O Aston Villa está à beira da história enquanto enfrenta o SC Freiburg na final da Liga Europa desta noite. Para um clube que um dia conquistou a Europa, a espera por outro grande troféu se estendeu por quase três décadas, e a vitória não só quebraria essa seca, mas também reafirmaria seu ressurgimento sob o mentor Unai Emery.
Mais de quatro décadas se passaram desde que o Villa ergueu a Copa Europeia em 1982, derrotando o Bayern de Munique em uma final memorável. Desde então, a equipe de Birmingham passou por uma existência de montanha-russa, incluindo uma passagem pela segunda divisão há apenas oito anos. Seu último grande título veio em 1996 com uma vitória na Copa da Liga, e os anos seguintes foram marcados por quase-sucessos e obscuridade no meio da tabela. Esta noite oferece uma oportunidade de ouro para restaurar o status do clube entre a elite continental.
Central a essa ambição está Unai Emery, o rei indiscutível da Liga Europa. O técnico espanhol venceu esta competição um recorde de cinco vezes, e agora entra em sua sexta final com um quarto clube diferente. Seus três primeiros sucessos vieram com o Sevilla, seguidos por uma notável sequência com o Villarreal, e na temporada passada ele guiou o Villa à glória no mesmo torneio – um triunfo que encerrou uma seca de 14 anos para o clube em qualquer nível. Poucos treinadores na história do futebol mostraram tamanha maestria de uma única competição, e a preparação meticulosa de Emery e sua astúcia em jogos eliminatórios tornaram-se lendárias.
A jornada do Villa até esta final tem sido uma história de domínio silencioso. Eles passaram pela fase de liga com facilidade, garantindo um segundo lugar que preparou um caminho favorável nas eliminatórias. Nas oitavas e quartas de final, despacharam seus adversários com o mínimo de alarde, exibindo a solidez defensiva e o acabamento clínico que se tornaram marcas registradas de Emery. A semifinal, no entanto, foi uma declaração: uma vitória por 1 a 0 fora de casa contra o Nottingham Forest seguida por uma vitória esmagadora por 4 a 0 em casa, enviando uma mensagem clara ao Freiburg e ao resto da Europa de que o Villa está falando sério.
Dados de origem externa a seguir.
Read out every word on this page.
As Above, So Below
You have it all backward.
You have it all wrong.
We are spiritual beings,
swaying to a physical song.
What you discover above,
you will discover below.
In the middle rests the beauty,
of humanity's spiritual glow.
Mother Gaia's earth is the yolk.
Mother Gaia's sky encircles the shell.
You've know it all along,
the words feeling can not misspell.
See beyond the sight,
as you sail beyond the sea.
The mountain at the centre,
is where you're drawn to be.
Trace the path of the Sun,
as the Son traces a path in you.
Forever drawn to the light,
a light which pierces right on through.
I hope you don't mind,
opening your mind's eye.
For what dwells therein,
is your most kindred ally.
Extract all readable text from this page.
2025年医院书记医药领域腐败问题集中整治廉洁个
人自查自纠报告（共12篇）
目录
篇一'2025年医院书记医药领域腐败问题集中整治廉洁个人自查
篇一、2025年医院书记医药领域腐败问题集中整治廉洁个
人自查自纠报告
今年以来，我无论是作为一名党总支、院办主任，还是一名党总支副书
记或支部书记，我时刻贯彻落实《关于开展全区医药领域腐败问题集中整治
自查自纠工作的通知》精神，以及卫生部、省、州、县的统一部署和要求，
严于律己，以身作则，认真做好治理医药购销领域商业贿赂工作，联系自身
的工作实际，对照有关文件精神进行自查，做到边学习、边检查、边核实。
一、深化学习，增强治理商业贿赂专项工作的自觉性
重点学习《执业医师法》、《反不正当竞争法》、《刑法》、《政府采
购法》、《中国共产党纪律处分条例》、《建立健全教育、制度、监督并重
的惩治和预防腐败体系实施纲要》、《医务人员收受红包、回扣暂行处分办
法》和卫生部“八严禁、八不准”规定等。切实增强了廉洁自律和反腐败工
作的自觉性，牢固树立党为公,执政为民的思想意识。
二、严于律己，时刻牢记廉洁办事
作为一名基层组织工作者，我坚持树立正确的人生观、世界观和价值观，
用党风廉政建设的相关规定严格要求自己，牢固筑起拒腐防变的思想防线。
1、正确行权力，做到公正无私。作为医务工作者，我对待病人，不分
No caminho está um Freiburg que capturou a imaginação com sua corrida improvável. O clube alemão, admirado há muito tempo por sua abordagem ultra-funcional e construção de elenco astuta, alcançou sua primeira final europeia. Embora não tenham o pedigree e os recursos do Villa, seu espírito coletivo e disciplina tática sob seu próprio treinador astuto os tornam um adversário perigoso. Para o Freiburg, isso representa a culminação de uma ascensão paciente e orgânica que os viu se transformar de eternos meio-tabela da Bundesliga em uma força continental.
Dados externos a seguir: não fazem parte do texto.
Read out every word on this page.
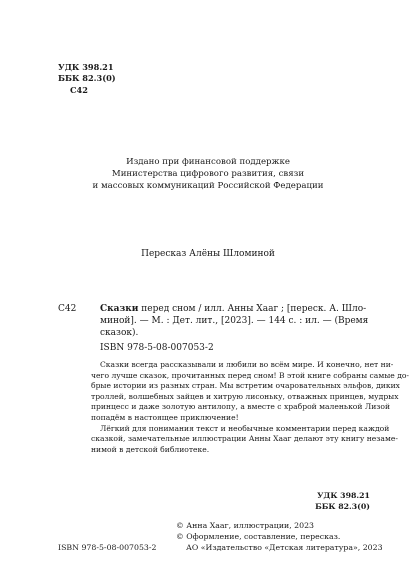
УДК 398.21
ББК 82.3(0)
С42
Издано при финансовой поддержке
Министерства цифрового развития, связи
и массовых коммуникаций Российской Федерации
Пересказ Алёны Шломиной
С42	Сказки перед сном / илл. Анны Хааг ; [переск. А. Шло-
миной]. — М. : Дет. лит., [2023]. — 144 с. : ил. — (Время
сказок).
ISBN 978-5-08-007053-2
Сказки всегда рассказывали и любили во всём мире. И конечно, нет ни-
чего лучше сказок, прочитанных перед сном! В этой книге собраны самые до-
брые истории из разных стран. Мы встретим очаровательных эльфов, диких
троллей, волшебных зайцев и хитрую лисоньку, отважных принцев, мудрых
принцесс и даже золотую антилопу, а вместе с храброй маленькой Лизой
попадём в настоящее приключение!
Лёгкий для понимания текст и необычные комментарии перед каждой
сказкой, замечательные иллюстрации Анны Хааг делают эту книгу незаме-
нимой в детской библиотеке.
УДК 398.21
ББК 82.3(0)
© Анна Хааг, иллюстрации, 2023
© Оформление, составление, пересказ.
АО «Издательство «Детская литература», 2023
ISBN 978-5-08-007053-2
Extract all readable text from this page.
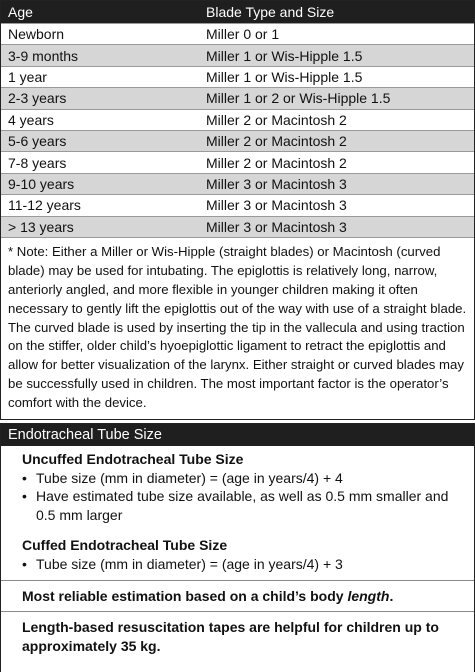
Age	Blade Type and Size
Newborn	Miller 0 or 1
3-9 months	Miller 1 or Wis-Hipple 1.5
1 year	Miller 1 or Wis-Hipple 1.5
2-3 years	Miller 1 or 2 or Wis-Hipple 1.5
4 years	Miller 2 or Macintosh 2
5-6 years	Miller 2 or Macintosh 2
7-8 years	Miller 2 or Macintosh 2
9-10 years	Miller 3 or Macintosh 3
11-12 years	Miller 3 or Macintosh 3
> 13 years	Miller 3 or Macintosh 3
* Note: Either a Miller or Wis-Hipple (straight blades) or Macintosh (curved blade) may be used for intubating. The epiglottis is relatively long, narrow, anteriorly angled, and more flexible in younger children making it often necessary to gently lift the epiglottis out of the way with use of a straight blade. The curved blade is used by inserting the tip in the vallecula and using traction on the stiffer, older child’s hyoepiglottic ligament to retract the epiglottis and allow for better visualization of the larynx. Either straight or curved blades may be successfully used in children. The most important factor is the operator’s comfort with the device.
Endotracheal Tube Size
Uncuffed Endotracheal Tube Size
• Tube size (mm in diameter) = (age in years/4) + 4
• Have estimated tube size available, as well as 0.5 mm smaller and 0.5 mm larger
Cuffed Endotracheal Tube Size
• Tube size (mm in diameter) = (age in years/4) + 3
Most reliable estimation based on a child’s body length.
Length-based resuscitation tapes are helpful for children up to approximately 35 kg.
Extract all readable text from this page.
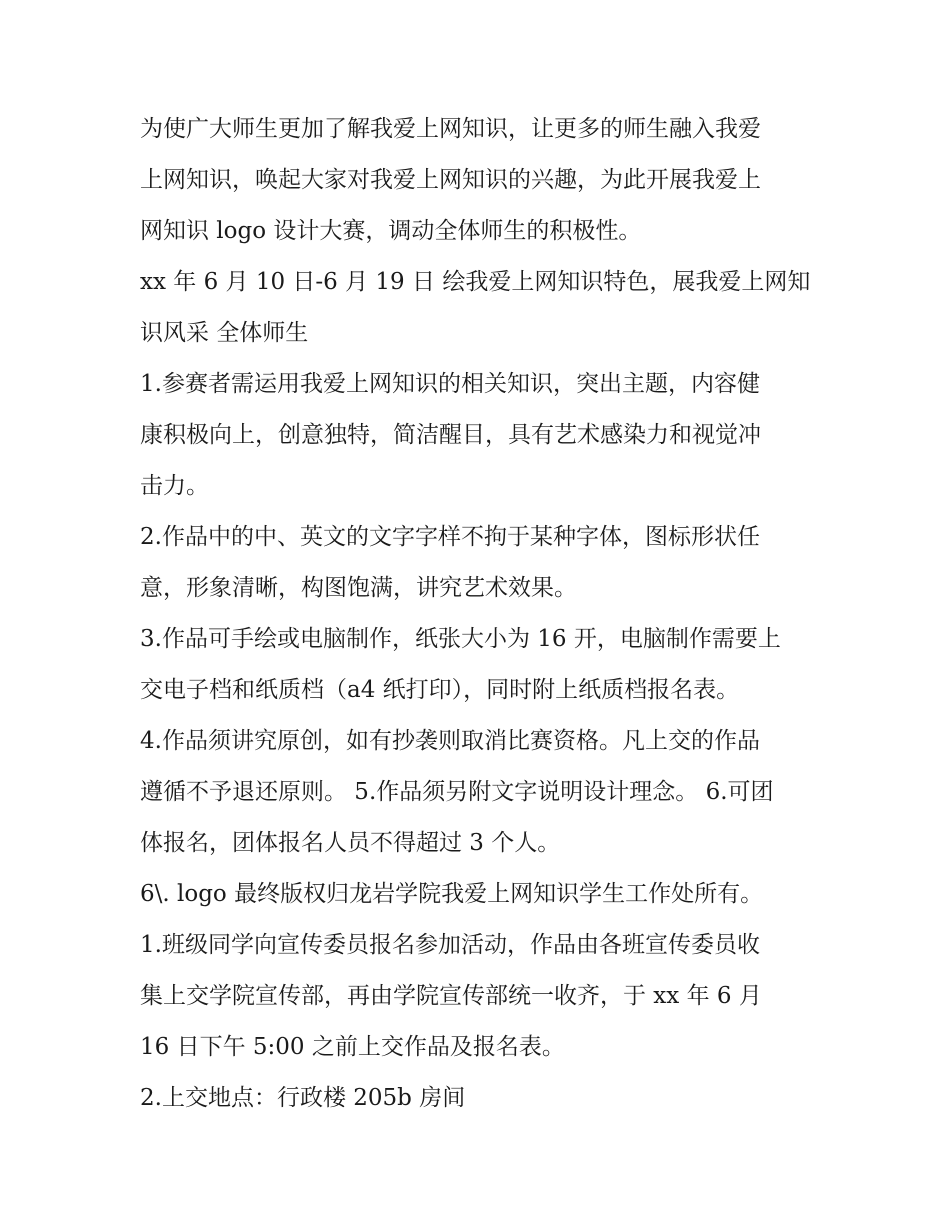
为使广大师生更加了解我爱上网知识，让更多的师生融入我爱
上网知识，唤起大家对我爱上网知识的兴趣，为此开展我爱上
网知识 logo 设计大赛，调动全体师生的积极性。
xx 年 6 月 10 日-6 月 19 日 绘我爱上网知识特色，展我爱上网知
识风采 全体师生
1.参赛者需运用我爱上网知识的相关知识，突出主题，内容健
康积极向上，创意独特，简洁醒目，具有艺术感染力和视觉冲
击力。
2.作品中的中、英文的文字字样不拘于某种字体，图标形状任
意，形象清晰，构图饱满，讲究艺术效果。
3.作品可手绘或电脑制作，纸张大小为 16 开，电脑制作需要上
交电子档和纸质档（a4 纸打印），同时附上纸质档报名表。
4.作品须讲究原创，如有抄袭则取消比赛资格。凡上交的作品
遵循不予退还原则。 5.作品须另附文字说明设计理念。 6.可团
体报名，团体报名人员不得超过 3 个人。
6\. logo 最终版权归龙岩学院我爱上网知识学生工作处所有。
1.班级同学向宣传委员报名参加活动，作品由各班宣传委员收
集上交学院宣传部，再由学院宣传部统一收齐，于 xx 年 6 月
16 日下午 5:00 之前上交作品及报名表。
2.上交地点：行政楼 205b 房间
Para o Aston Villa, o que está em jogo vai muito além de um único troféu. Uma vitória garantiria a classificação automática para a Champions League, proporcionando o impulso financeiro e esportivo que poderia impulsionar o clube para uma nova era. O elenco, cuidadosamente montado por Emery e pela diretoria, também ganharia o direito de ser mencionado ao lado da icônica classe de 82. As narrativas são ricas: redenção para um clube que desapareceu no deserto do futebol, validação para um dos treinadores mais subestimados do jogo e, talvez, o nascimento de uma nova dinastia em clarete e azul.
Historicamente, o caminho do Villa espelha o de muitos gigantes ingleses caídos, mas sob Emery, eles traçaram um ressurgimento distinto e cientificamente gerenciado. Seu uso de dados e análise de vídeo detalhada, combinado com um foco preciso no jogo situacional, transformou orçamentos limitados em desempenho superior sustentado – primeiro no Sevilla, depois no Villarreal e agora em West Midlands. Levantar este troféu novamente, neste local, seria um testemunho de seu método e sua mensagem.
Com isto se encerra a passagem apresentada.